- Born: Matthew White 16 April 1970 (age 55) Sydney, New South Wales, Australia
- Occupations: Television executive; sports broadcaster; television presenter; journalist;
- Years active: 1990s–present
- Employers: Network 10 (1993–2004, 2014–2020); Seven Network (2004–2014, 2026–present); Sports Entertainment Network (2021–2025);
- Television: Sports Tonight; Seven News; Sportsworld; Today Tonight (East Coast edition); RPM;

= Matthew White (journalist) =

Australian journalist (born 1970)

Matthew White (born 16 April 1970) is an Australian media personality, who has worked across television, radio and print for 30 years, he has worked as a sports journalist as a commentator and broadcaster, television executive, television presenter and radio host and journalist.

==Career==
White worked at Network 10, where he returned to in 2014. He has previously been Network 10's Head of Sport and host of the motorsports panel show RPM.

Prior to his association with Network 10, he worked at the Seven Network for a decade, where he was a host and commentator for various Seven Sport events, presented sport on Seven News Sydney, and presented current affairs program Today Tonight between 2008 and 2012.

Prior to joining Seven in mid-2004, he was originally at Network 10, where he was a host on the original Sports Tonight and was involved in the Australian Grand Prix, V8 Supercars and Melbourne Cup coverage for the network.

==Early journalism==

White began his journalism career at a local newspaper in Manly before moving to radio and joining Newcastle's New FM to present breakfast news. He moved to television in 1992 when he became weekend sports presenter for NBN News. and then had a stint at radio Triple M.

White joined Network 10 as a sport reporter. He became weekend host of the network’s flagship sports program Sports Tonight in 1993. During his time at Ten, White covered sports including Supercars, Big Bash League, Formula One, the Spring Racing Carnival and the AFL. He was a commentator for the Supercars in 2002 and 2003. He left Sports Tonight and Network 10 in mid-2004.

===Move to Seven Sport===

White joined the Seven Network in mid-2004 and became a major presenter in the Seven Sport stable. White was involved in the network’s 2004 Summer Olympics coverage, their Australian Open coverage, and was host of Seven’s (now-defunct) flagship sports program, Sportsworld. He also hosted evening events from Seven's main studio during the 2008 Summer Olympics.

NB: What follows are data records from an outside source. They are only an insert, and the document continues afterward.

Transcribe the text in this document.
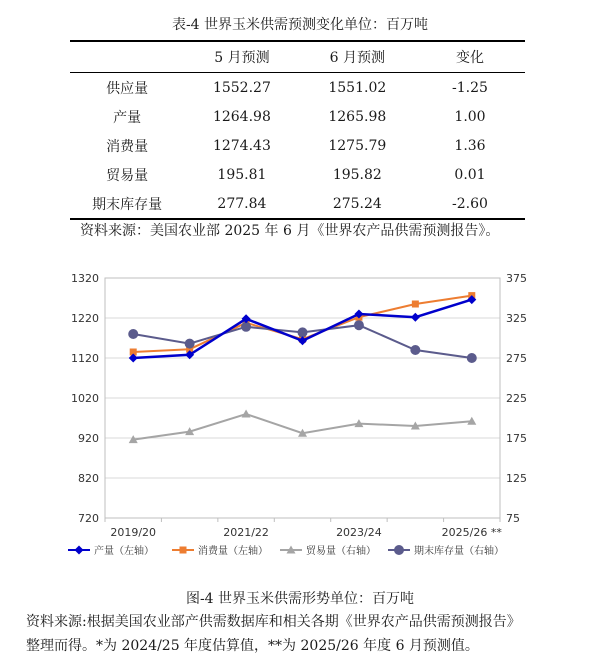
表-4 世界玉米供需预测变化单位：百万吨
	5 月预测	6 月预测	变化
供应量	1552.27	1551.02	-1.25
产量	1264.98	1265.98	1.00
消费量	1274.43	1275.79	1.36
贸易量	195.81	195.82	0.01
期末库存量	277.84	275.24	-2.60
资料来源：美国农业部 2025 年 6 月《世界农产品供需预测报告》。
720
820
920
1020
1120
1220
1320
75
125
175
225
275
325
375
2019/20	2021/22	2023/24	2025/26 **
产量（左轴）	消费量（左轴）	贸易量（右轴）	期末库存量（右轴）
图-4 世界玉米供需形势单位：百万吨
资料来源:根据美国农业部产供需数据库和相关各期《世界农产品供需预测报告》
整理而得。*为 2024/25 年度估算值，**为 2025/26 年度 6 月预测值。
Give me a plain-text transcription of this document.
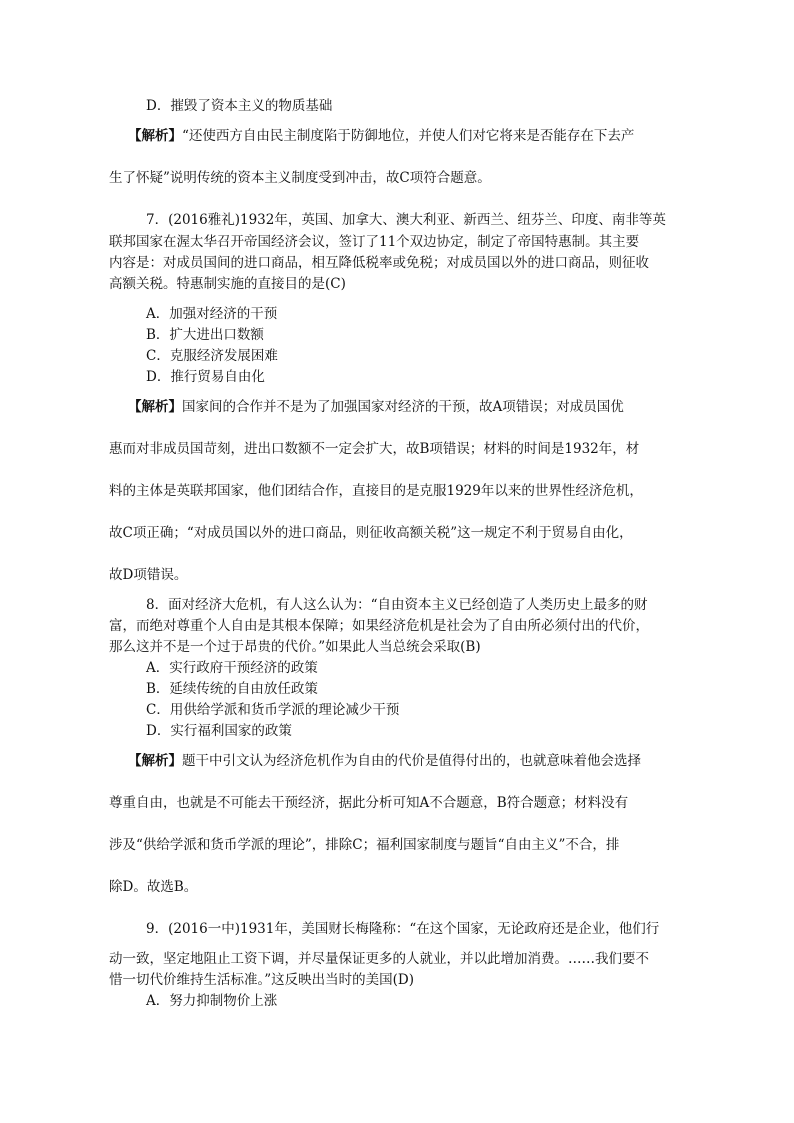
D．摧毁了资本主义的物质基础
【解析】“还使西方自由民主制度陷于防御地位，并使人们对它将来是否能存在下去产
生了怀疑”说明传统的资本主义制度受到冲击，故C项符合题意。
7．(2016雅礼)1932年，英国、加拿大、澳大利亚、新西兰、纽芬兰、印度、南非等英
联邦国家在渥太华召开帝国经济会议，签订了11个双边协定，制定了帝国特惠制。其主要
内容是：对成员国间的进口商品，相互降低税率或免税；对成员国以外的进口商品，则征收
高额关税。特惠制实施的直接目的是(C)
A．加强对经济的干预
B．扩大进出口数额
C．克服经济发展困难
D．推行贸易自由化
【解析】国家间的合作并不是为了加强国家对经济的干预，故A项错误；对成员国优
惠而对非成员国苛刻，进出口数额不一定会扩大，故B项错误；材料的时间是1932年，材
料的主体是英联邦国家，他们团结合作，直接目的是克服1929年以来的世界性经济危机，
故C项正确；“对成员国以外的进口商品，则征收高额关税”这一规定不利于贸易自由化，
故D项错误。
8．面对经济大危机，有人这么认为：“自由资本主义已经创造了人类历史上最多的财
富，而绝对尊重个人自由是其根本保障；如果经济危机是社会为了自由所必须付出的代价，
那么这并不是一个过于昂贵的代价。”如果此人当总统会采取(B)
A．实行政府干预经济的政策
B．延续传统的自由放任政策
C．用供给学派和货币学派的理论减少干预
D．实行福利国家的政策
【解析】题干中引文认为经济危机作为自由的代价是值得付出的，也就意味着他会选择
尊重自由，也就是不可能去干预经济，据此分析可知A不合题意，B符合题意；材料没有
涉及“供给学派和货币学派的理论”，排除C；福利国家制度与题旨“自由主义”不合，排
除D。故选B。
9．(2016一中)1931年，美国财长梅隆称：“在这个国家，无论政府还是企业，他们行
动一致，坚定地阻止工资下调，并尽量保证更多的人就业，并以此增加消费。……我们要不
惜一切代价维持生活标准。”这反映出当时的美国(D)
A．努力抑制物价上涨
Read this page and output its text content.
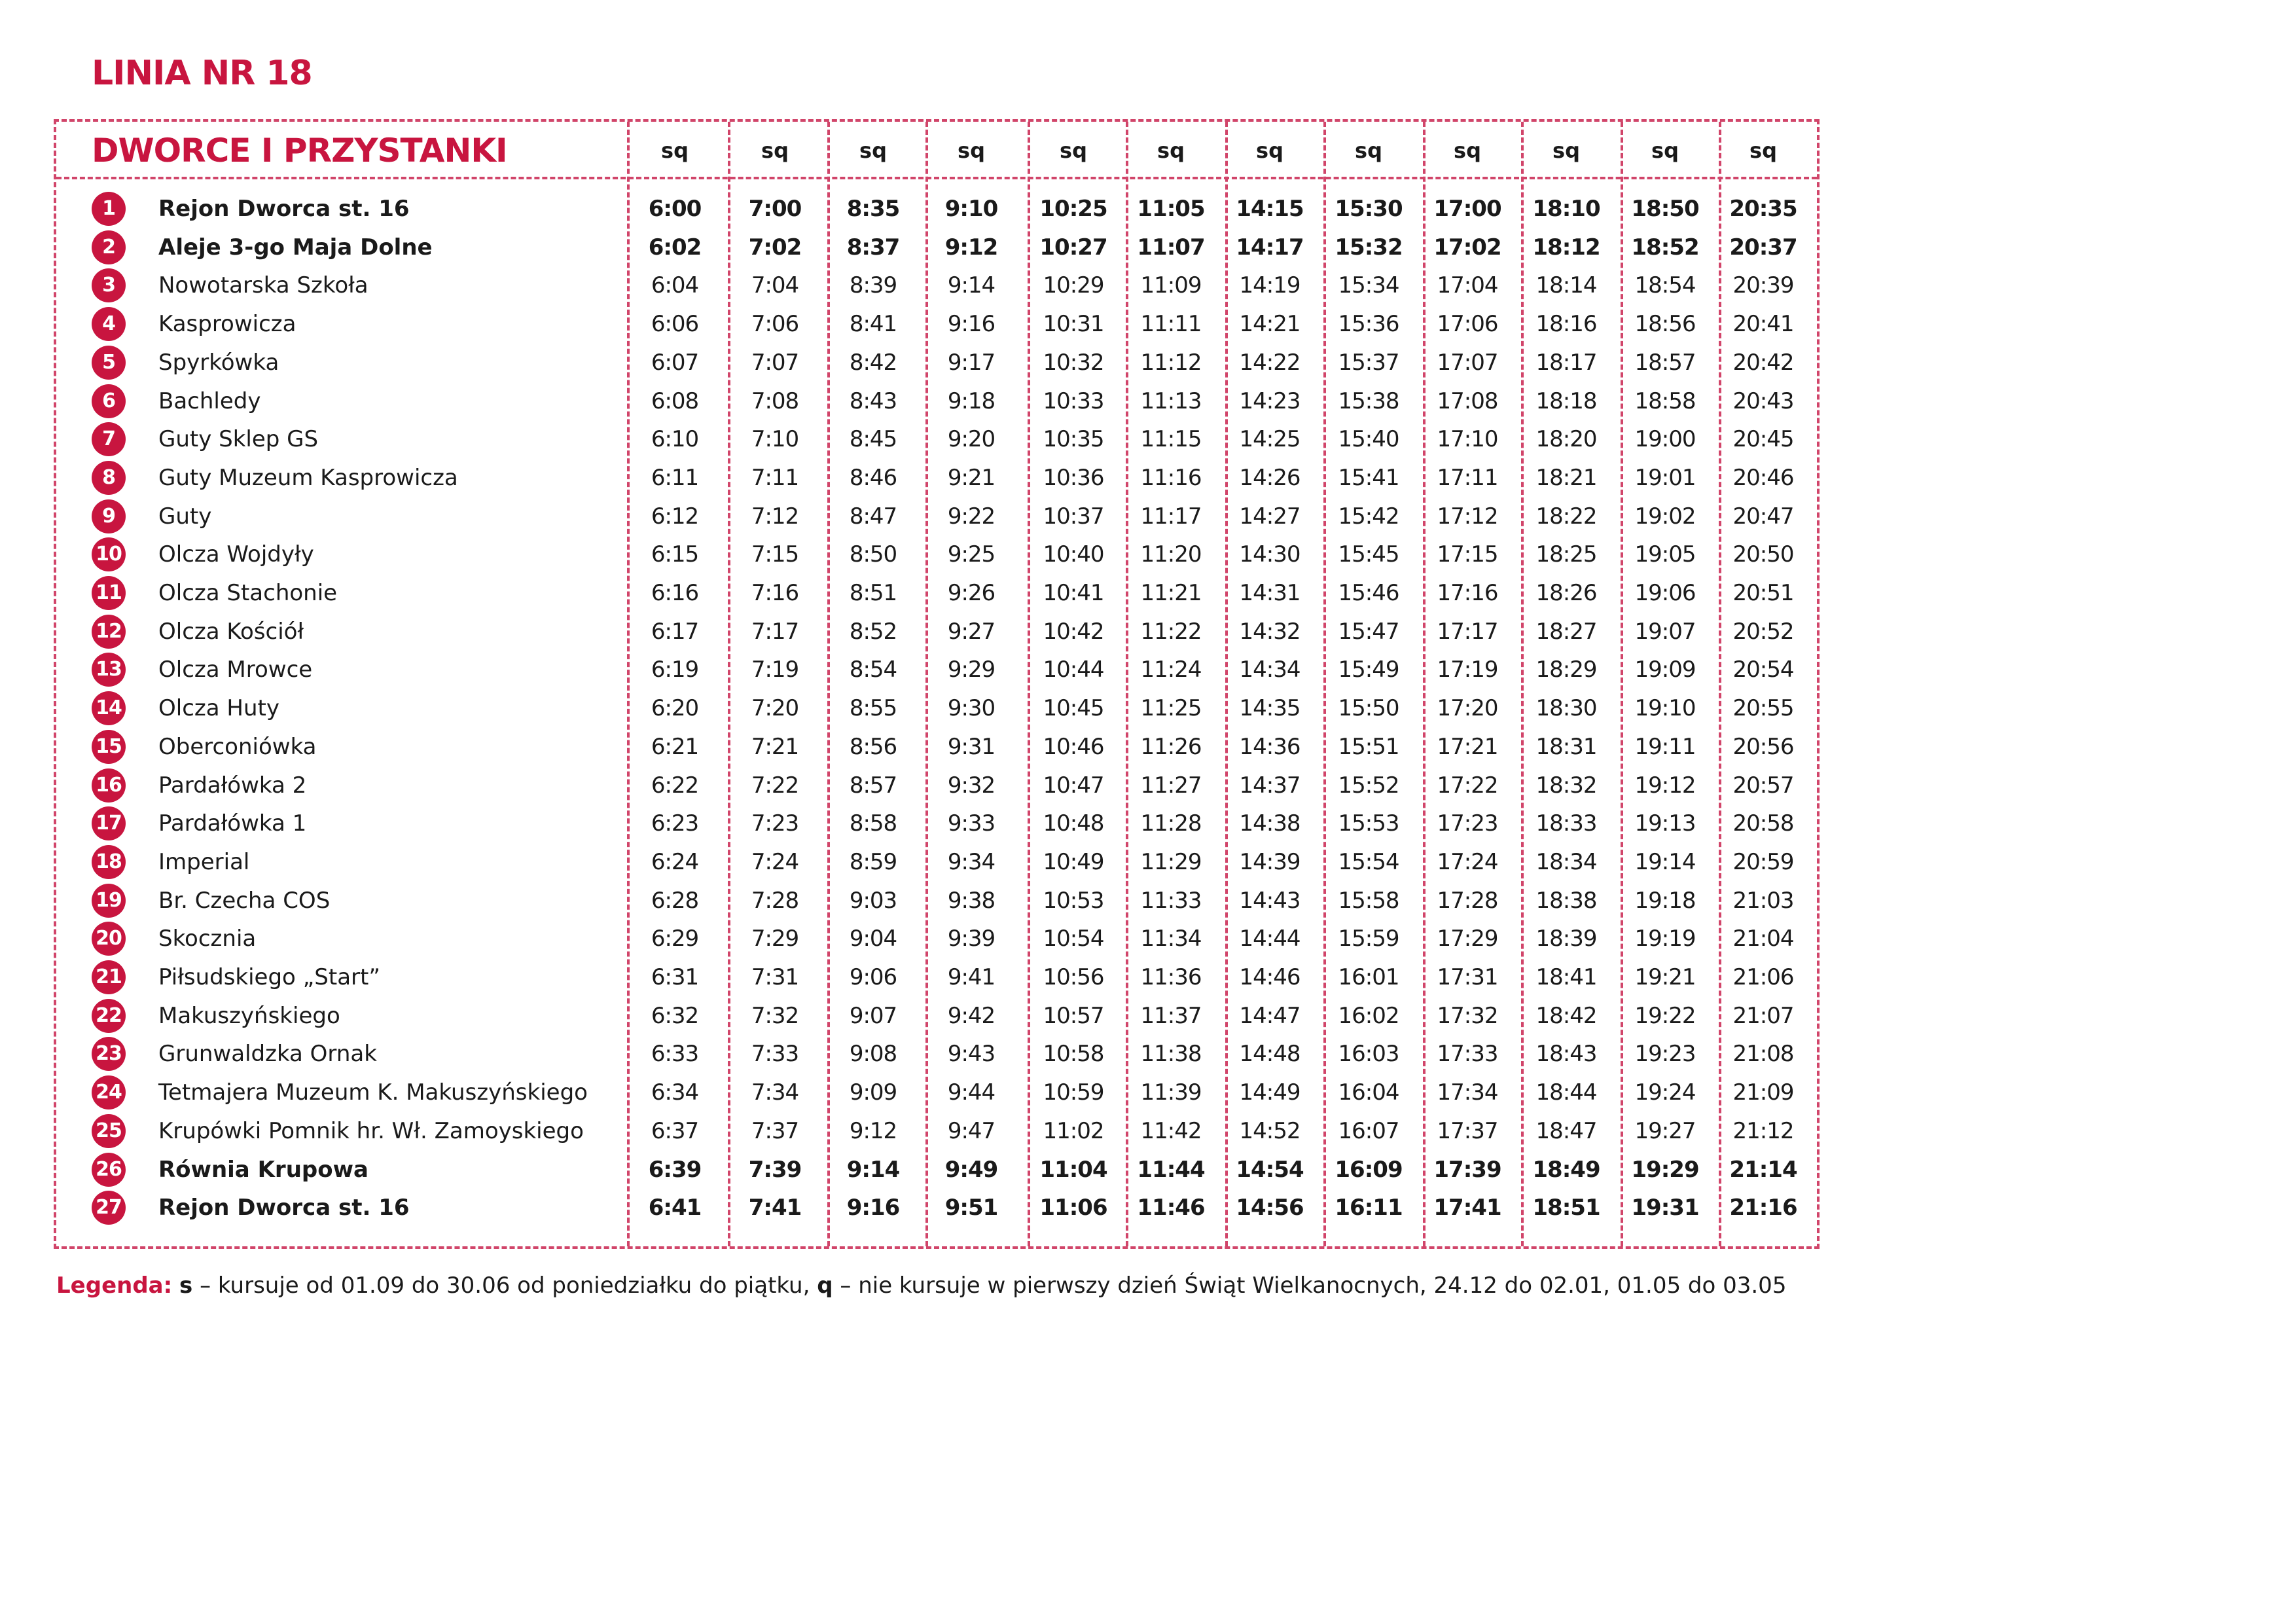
LINIA NR 18
DWORCE I PRZYSTANKI	sq	sq	sq	sq	sq	sq	sq	sq	sq	sq	sq	sq
1	Rejon Dworca st. 16	6:00	7:00	8:35	9:10	10:25	11:05	14:15	15:30	17:00	18:10	18:50	20:35
2	Aleje 3-go Maja Dolne	6:02	7:02	8:37	9:12	10:27	11:07	14:17	15:32	17:02	18:12	18:52	20:37
3	Nowotarska Szkoła	6:04	7:04	8:39	9:14	10:29	11:09	14:19	15:34	17:04	18:14	18:54	20:39
4	Kasprowicza	6:06	7:06	8:41	9:16	10:31	11:11	14:21	15:36	17:06	18:16	18:56	20:41
5	Spyrkówka	6:07	7:07	8:42	9:17	10:32	11:12	14:22	15:37	17:07	18:17	18:57	20:42
6	Bachledy	6:08	7:08	8:43	9:18	10:33	11:13	14:23	15:38	17:08	18:18	18:58	20:43
7	Guty Sklep GS	6:10	7:10	8:45	9:20	10:35	11:15	14:25	15:40	17:10	18:20	19:00	20:45
8	Guty Muzeum Kasprowicza	6:11	7:11	8:46	9:21	10:36	11:16	14:26	15:41	17:11	18:21	19:01	20:46
9	Guty	6:12	7:12	8:47	9:22	10:37	11:17	14:27	15:42	17:12	18:22	19:02	20:47
10 Olcza Wojdyły	6:15	7:15	8:50	9:25	10:40	11:20	14:30	15:45	17:15	18:25	19:05	20:50
11 Olcza Stachonie	6:16	7:16	8:51	9:26	10:41	11:21	14:31	15:46	17:16	18:26	19:06	20:51
12 Olcza Kościół	6:17	7:17	8:52	9:27	10:42	11:22	14:32	15:47	17:17	18:27	19:07	20:52
13 Olcza Mrowce	6:19	7:19	8:54	9:29	10:44	11:24	14:34	15:49	17:19	18:29	19:09	20:54
14 Olcza Huty	6:20	7:20	8:55	9:30	10:45	11:25	14:35	15:50	17:20	18:30	19:10	20:55
15 Oberconiówka	6:21	7:21	8:56	9:31	10:46	11:26	14:36	15:51	17:21	18:31	19:11	20:56
16 Pardałówka 2	6:22	7:22	8:57	9:32	10:47	11:27	14:37	15:52	17:22	18:32	19:12	20:57
17 Pardałówka 1	6:23	7:23	8:58	9:33	10:48	11:28	14:38	15:53	17:23	18:33	19:13	20:58
18 Imperial	6:24	7:24	8:59	9:34	10:49	11:29	14:39	15:54	17:24	18:34	19:14	20:59
19 Br. Czecha COS	6:28	7:28	9:03	9:38	10:53	11:33	14:43	15:58	17:28	18:38	19:18	21:03
20 Skocznia	6:29	7:29	9:04	9:39	10:54	11:34	14:44	15:59	17:29	18:39	19:19	21:04
21 Piłsudskiego „Start”	6:31	7:31	9:06	9:41	10:56	11:36	14:46	16:01	17:31	18:41	19:21	21:06
22 Makuszyńskiego	6:32	7:32	9:07	9:42	10:57	11:37	14:47	16:02	17:32	18:42	19:22	21:07
23 Grunwaldzka Ornak	6:33	7:33	9:08	9:43	10:58	11:38	14:48	16:03	17:33	18:43	19:23	21:08
24 Tetmajera Muzeum K. Makuszyńskiego	6:34	7:34	9:09	9:44	10:59	11:39	14:49	16:04	17:34	18:44	19:24	21:09
25 Krupówki Pomnik hr. Wł. Zamoyskiego	6:37	7:37	9:12	9:47	11:02	11:42	14:52	16:07	17:37	18:47	19:27	21:12
26 Równia Krupowa	6:39	7:39	9:14	9:49	11:04	11:44	14:54	16:09	17:39	18:49	19:29	21:14
27 Rejon Dworca st. 16	6:41	7:41	9:16	9:51	11:06	11:46	14:56	16:11	17:41	18:51	19:31	21:16
Legenda: s – kursuje od 01.09 do 30.06 od poniedziałku do piątku, q – nie kursuje w pierwszy dzień Świąt Wielkanocnych, 24.12 do 02.01, 01.05 do 03.05
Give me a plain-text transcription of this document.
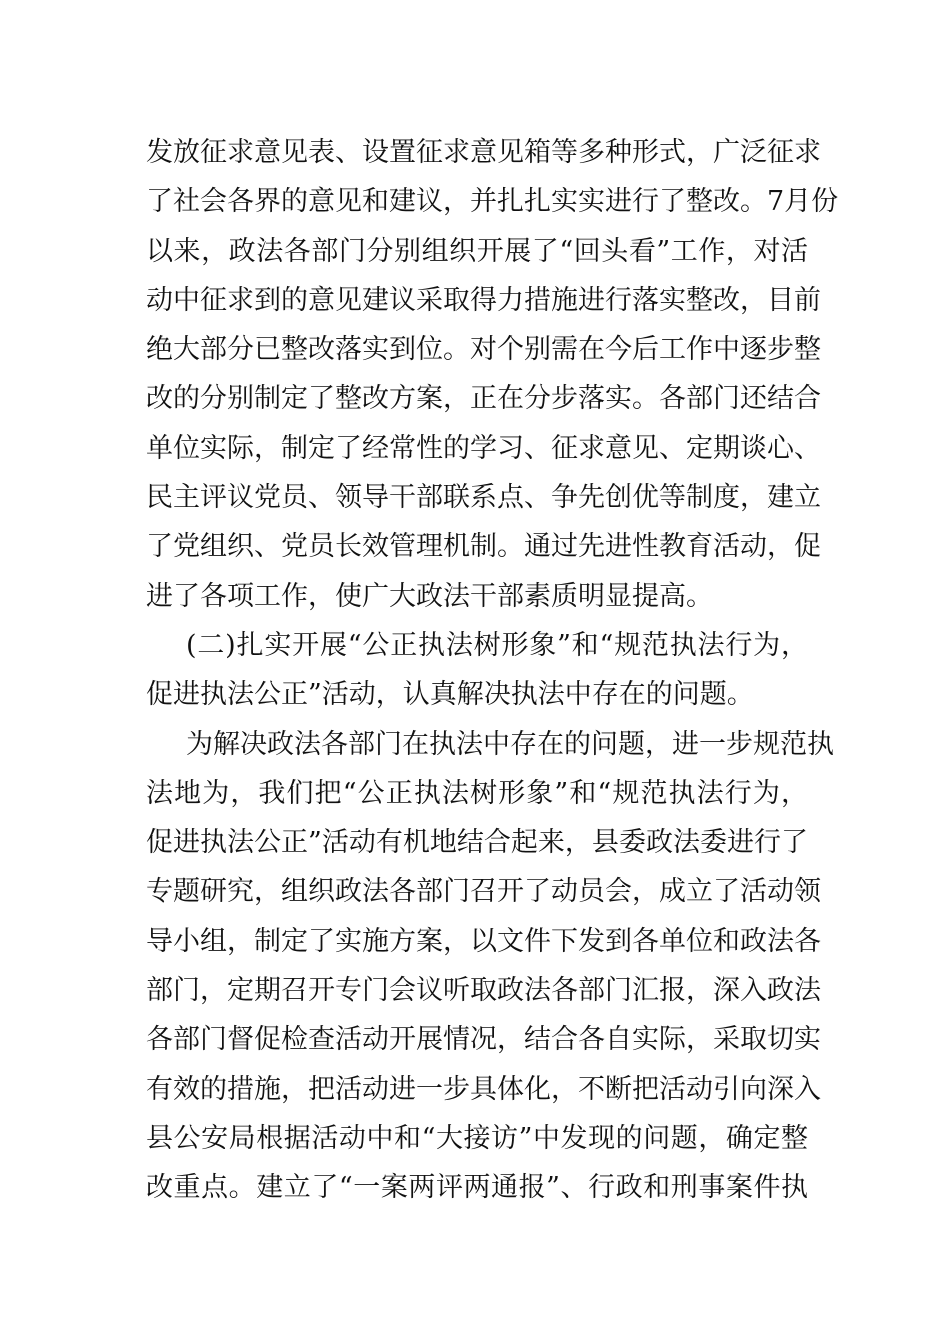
发放征求意见表、设置征求意见箱等多种形式，广泛征求
了社会各界的意见和建议，并扎扎实实进行了整改。7月份
以来，政法各部门分别组织开展了“回头看”工作，对活
动中征求到的意见建议采取得力措施进行落实整改，目前
绝大部分已整改落实到位。对个别需在今后工作中逐步整
改的分别制定了整改方案，正在分步落实。各部门还结合
单位实际，制定了经常性的学习、征求意见、定期谈心、
民主评议党员、领导干部联系点、争先创优等制度，建立
了党组织、党员长效管理机制。通过先进性教育活动，促
进了各项工作，使广大政法干部素质明显提高。
(二)扎实开展“公正执法树形象”和“规范执法行为，
促进执法公正”活动，认真解决执法中存在的问题。
为解决政法各部门在执法中存在的问题，进一步规范执
法地为，我们把“公正执法树形象”和“规范执法行为，
促进执法公正”活动有机地结合起来，县委政法委进行了
专题研究，组织政法各部门召开了动员会，成立了活动领
导小组，制定了实施方案，以文件下发到各单位和政法各
部门，定期召开专门会议听取政法各部门汇报，深入政法
各部门督促检查活动开展情况，结合各自实际，采取切实
有效的措施，把活动进一步具体化，不断把活动引向深入
县公安局根据活动中和“大接访”中发现的问题，确定整
改重点。建立了“一案两评两通报”、行政和刑事案件执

Following Seven attaining the Supercars rights in 2007, he hosted and commentated their coverage alongside Neil Crompton, Mark Skaife, Mark Larkham and Mark Beretta until mid-2014.

===News and current affairs===
Since arriving at Seven, White presented sport on Sydney's weeknight edition of Seven News, from mid-2004 until mid-2008.

On 13 August 2007, White joined Melissa Doyle as host of Sunrise filling in for David Koch. He filled in as co-host of Sunrise over the summer period, while David Koch was on holidays. White co-hosted alongside Melissa Doyle and Kylie Gillies. Additionally he presented weekend editions of Seven News in Sydney over the 2007/08 Christmas/New Year period.

On 30 September 2008, the Seven Network announced that White would replace Anna Coren as the presenter of the East Coast edition of Today Tonight. This meant he had to leave his regular position as sport presenter on Seven News, although he continued with his Supercars commitments. In November 2012, White resigned as presenter of Today Tonight after four years to pursue other roles at the Seven Network. In August 2013, White was appointed presenter of Seven Afternoon News with Melissa Doyle.

In 2009, White was a competitor on Dancing with the Stars while continuing his position at Today Tonight. He finished in second position. White hosted Carols in the Domain in 2012 with Natalie Barr and in 2013 with Melissa Doyle.

===Return to 10===
In July 2014, White returned to Network 10 after spending a decade with the Seven Network. He covered the 2014 Commonwealth Games for Ten.

Following Ten winning the shared broadcast rights with Fox Sports to Supercars in 2015, White became a host of the network's coverage alongside Mark Webber and Aaron Noonan, as well as its Formula One coverage, replacing Greg Rust. White also hosted a revived version of the motorsports panel show RPM. He also hosted Wallabies Rugby Union matches on 10.

White was an occasional co-host on The Project. In May 2018, White was appointed Head of Sport at Network 10, replacing David Barham. In May 2020 White was made redundant from Network 10 due to a series of cutbacks by the network.

===Radio===
White hosted Mornings with Matt White on the Sports Entertainment Network from 2021 until 2025.

===Return to Seven===
In January 2026, it was announced that White would return to the Seven Network as the weekend sports presenter on 7 News Sydney, and to anchor its 2026 Rugby League World Cup coverage which the network has the broadcasting rights to. He will also appear on the network's rugby league analysis show The Agenda Setters: Rugby League.

==Personal life==
White is married and has two children and lives in Sydney.